DaysBetween = unlist(lapply(split(toad.so, toad.so$ID), succ.date))
toad.so$DaysBetween = DaysBetween

toad.so$AvgdDist <- step.distances/DaysBetween



Solution

  • It looks like you are trying to calculate the distance between successive geometry entries within ID variables for each toad.

    Lets make a sample data set of random points on the UK grid system of 5 toads each of which has 20 points.

    > pts = st_as_sf(data.frame(x=runif(100), y=runif(100)), coords=1:2, crs="EPSG:27700")
    > pts$ID = rep(1:5, each=20)
    

    To compute the successive distances in a geometry, use st_distance but drop the last element from the first argument and the first element from the second argument. Add a 0 at the start to get the distance travelled at the first point. Then you are comparing point 1 with 2, then 2 with 3, and so on.

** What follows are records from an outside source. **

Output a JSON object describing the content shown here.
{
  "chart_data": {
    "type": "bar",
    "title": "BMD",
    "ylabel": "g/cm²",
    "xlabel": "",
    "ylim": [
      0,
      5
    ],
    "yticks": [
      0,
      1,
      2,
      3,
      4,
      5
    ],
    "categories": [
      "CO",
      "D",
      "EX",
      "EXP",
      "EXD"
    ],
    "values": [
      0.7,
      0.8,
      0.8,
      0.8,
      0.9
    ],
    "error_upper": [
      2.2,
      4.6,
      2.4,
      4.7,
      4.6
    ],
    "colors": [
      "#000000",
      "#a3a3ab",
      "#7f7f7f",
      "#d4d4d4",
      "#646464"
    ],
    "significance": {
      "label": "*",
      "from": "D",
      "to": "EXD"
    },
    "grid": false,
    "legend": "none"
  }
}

    succ.dist = function(toad){
       c(0,
         st_distance(
           toad$geometry[-nrow(toad)],
           toad$geometry[-1],
         by_element=TRUE))
     }
    

    That works on a full data frame. But you want to apply this to each ID value to get the distances for each toad. Use a split-apply-combine strategy:

    step.distances = unlist(lapply(split(pts, pts$ID), succ.dist))
    

    Now you can add that to your data frame:

    > pts$step.distances = step.distances
    > head(pts)
    Simple feature collection with 6 features and 2 fields
    Geometry type: POINT
    Dimension:     XY
    Bounding box:  xmin: 0.08351158 ymin: 0.161554 xmax: 0.9587816 ymax: 0.7150356
    Projected CRS: OSGB36 / British National Grid
                         geometry ID step.distances
    1 POINT (0.1272845 0.4104881)  1      0.0000000
    2  POINT (0.4923749 0.161554)  1      0.4418814
    3  POINT (0.08351158 0.70452)  1      0.6796920
    4   POINT (0.9587816 0.38298)  1      0.9324621
    5 POINT (0.5181507 0.7150356)  1      0.5517396
    6 POINT (0.3361486 0.4482891)  1      0.3229218